Telyscopes’ catalog is, on some level, a flight recorder logging Hubbell’s musical fixation on disaster. Sometimes that’s personal (finding blood in your urine, getting swept away in a flash flood) and other times, it’s social and political (nuclear weapons tests, assassinations). Like the best cinematic horrors and thrillers, the setup creates compelling drama by pushing humanity to the most extreme limits–or at least engages in the time-honored tradition of tapping your fellow man on the shoulder and saying, “Hey, was that fucked up, or what?”

To that body of work, Hubbell adds the chilling “O-Ring,” littered with saxophone, theremin, and debris from the Challenger space shuttle disaster. Is it morbid and horrific? You bet–take it up with cable news, I guess. This is a record haunted by the sense that catastrophe can happen at any time, but Hubbell doesn’t make the alternative sound much better: “What is waiting for us, at the end of our numbered days?” he asks on “Python (In the Weeds).” “Maternity centers, custody hearings, nursing homes, marble graves.”

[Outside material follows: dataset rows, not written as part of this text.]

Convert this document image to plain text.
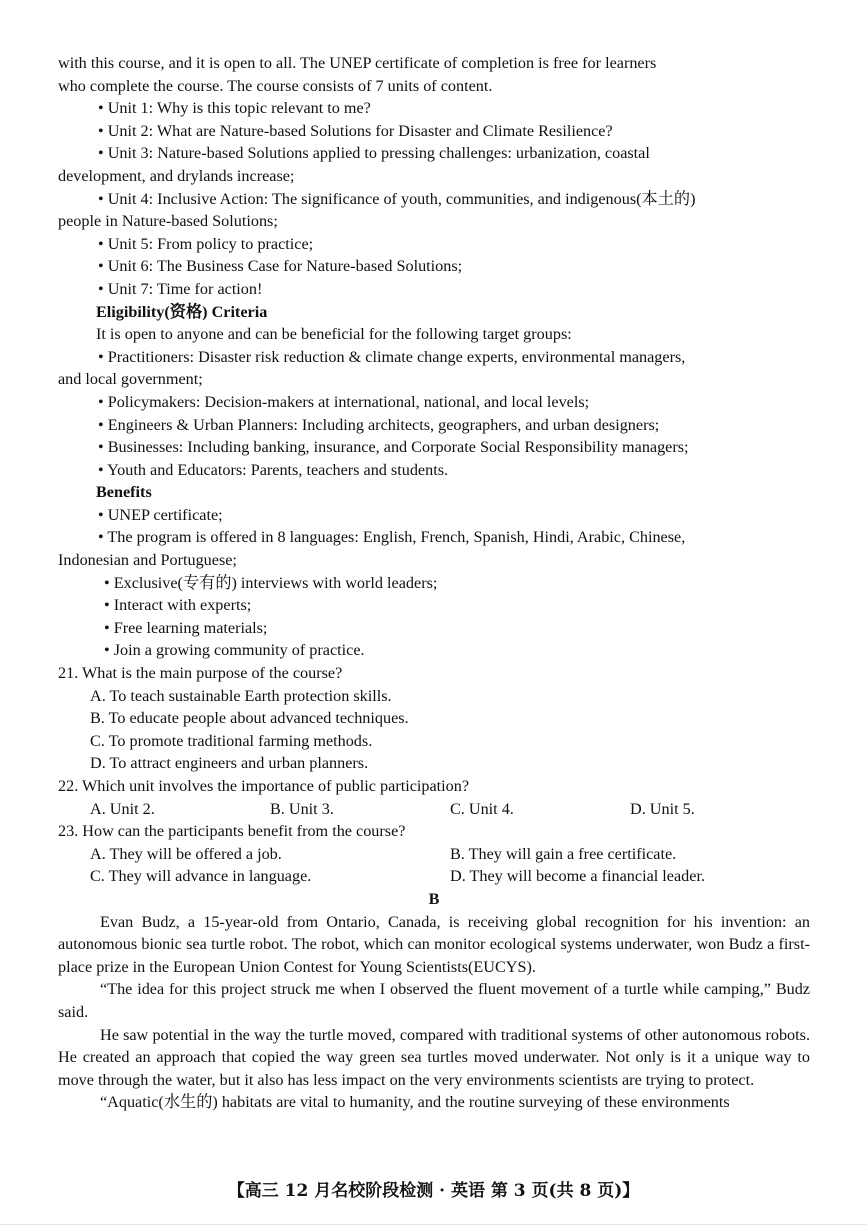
with this course, and it is open to all. The UNEP certificate of completion is free for learners
who complete the course. The course consists of 7 units of content.
• Unit 1: Why is this topic relevant to me?
• Unit 2: What are Nature-based Solutions for Disaster and Climate Resilience?
• Unit 3: Nature-based Solutions applied to pressing challenges: urbanization, coastal
development, and drylands increase;
• Unit 4: Inclusive Action: The significance of youth, communities, and indigenous(本土的)
people in Nature-based Solutions;
• Unit 5: From policy to practice;
• Unit 6: The Business Case for Nature-based Solutions;
• Unit 7: Time for action!
Eligibility(资格) Criteria
It is open to anyone and can be beneficial for the following target groups:
• Practitioners: Disaster risk reduction & climate change experts, environmental managers,
and local government;
• Policymakers: Decision-makers at international, national, and local levels;
• Engineers & Urban Planners: Including architects, geographers, and urban designers;
• Businesses: Including banking, insurance, and Corporate Social Responsibility managers;
• Youth and Educators: Parents, teachers and students.
Benefits
• UNEP certificate;
• The program is offered in 8 languages: English, French, Spanish, Hindi, Arabic, Chinese,
Indonesian and Portuguese;
• Exclusive(专有的) interviews with world leaders;
• Interact with experts;
• Free learning materials;
• Join a growing community of practice.
21. What is the main purpose of the course?
A. To teach sustainable Earth protection skills.
B. To educate people about advanced techniques.
C. To promote traditional farming methods.
D. To attract engineers and urban planners.
22. Which unit involves the importance of public participation?
A. Unit 2.	B. Unit 3.	C. Unit 4.	D. Unit 5.
23. How can the participants benefit from the course?
A. They will be offered a job.	B. They will gain a free certificate.
C. They will advance in language.	D. They will become a financial leader.
B
Evan Budz, a 15-year-old from Ontario, Canada, is receiving global recognition for his invention: an autonomous bionic sea turtle robot. The robot, which can monitor ecological systems underwater, won Budz a first-place prize in the European Union Contest for Young Scientists(EUCYS).
“The idea for this project struck me when I observed the fluent movement of a turtle while camping,” Budz said.
He saw potential in the way the turtle moved, compared with traditional systems of other autonomous robots. He created an approach that copied the way green sea turtles moved underwater. Not only is it a unique way to move through the water, but it also has less impact on the very environments scientists are trying to protect.
“Aquatic(水生的) habitats are vital to humanity, and the routine surveying of these environments
【高三 12 月名校阶段检测 · 英语 第 3 页(共 8 页)】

That’s a rare direct soliloquy on an album that, as often as not, invites you to gawk at its wildness. The title Spectacol /// comes from the Romanian word for “show.” To wit: in the music video for “Metamorphosis” (more chant than song, rattling by on chitinous legs), Hubbell drinks raw egg from a champagne flute before flashing a demented smile at the camera. The album follows much the same spirit, pushing the experimentalism of his last full-length With A Y while cutting back on that record’s diaristic tendencies (unless, of course, there’s something he’s not telling us, re: his experience with prion diseases).

Spectacol /// is personal in other ways–this time out, there are fewer instrumentalists hired from Fiverr and more focus on close collaborators from past projects. Patty Hamill provides pianos and synths, Karl Hovmark plays drums, and long-time live singer Madelyn Van Trieste becomes the first guest vocalist to feature on a Telyscopes record. And in the end, there’s no mistaking Hubbell’s singular rhythm, piloting through ecstatic skronk, synth-laden nightmares, and soft fusion jazz like bends in a jungle cruise.

He isn’t coy about what lies at the end of the river, but there’s no telling what might happen on the trip (there is a non-zero chance of–random example–being brutally mauled by a panther). Best to buckle up, but either way, the Spectacol must go on.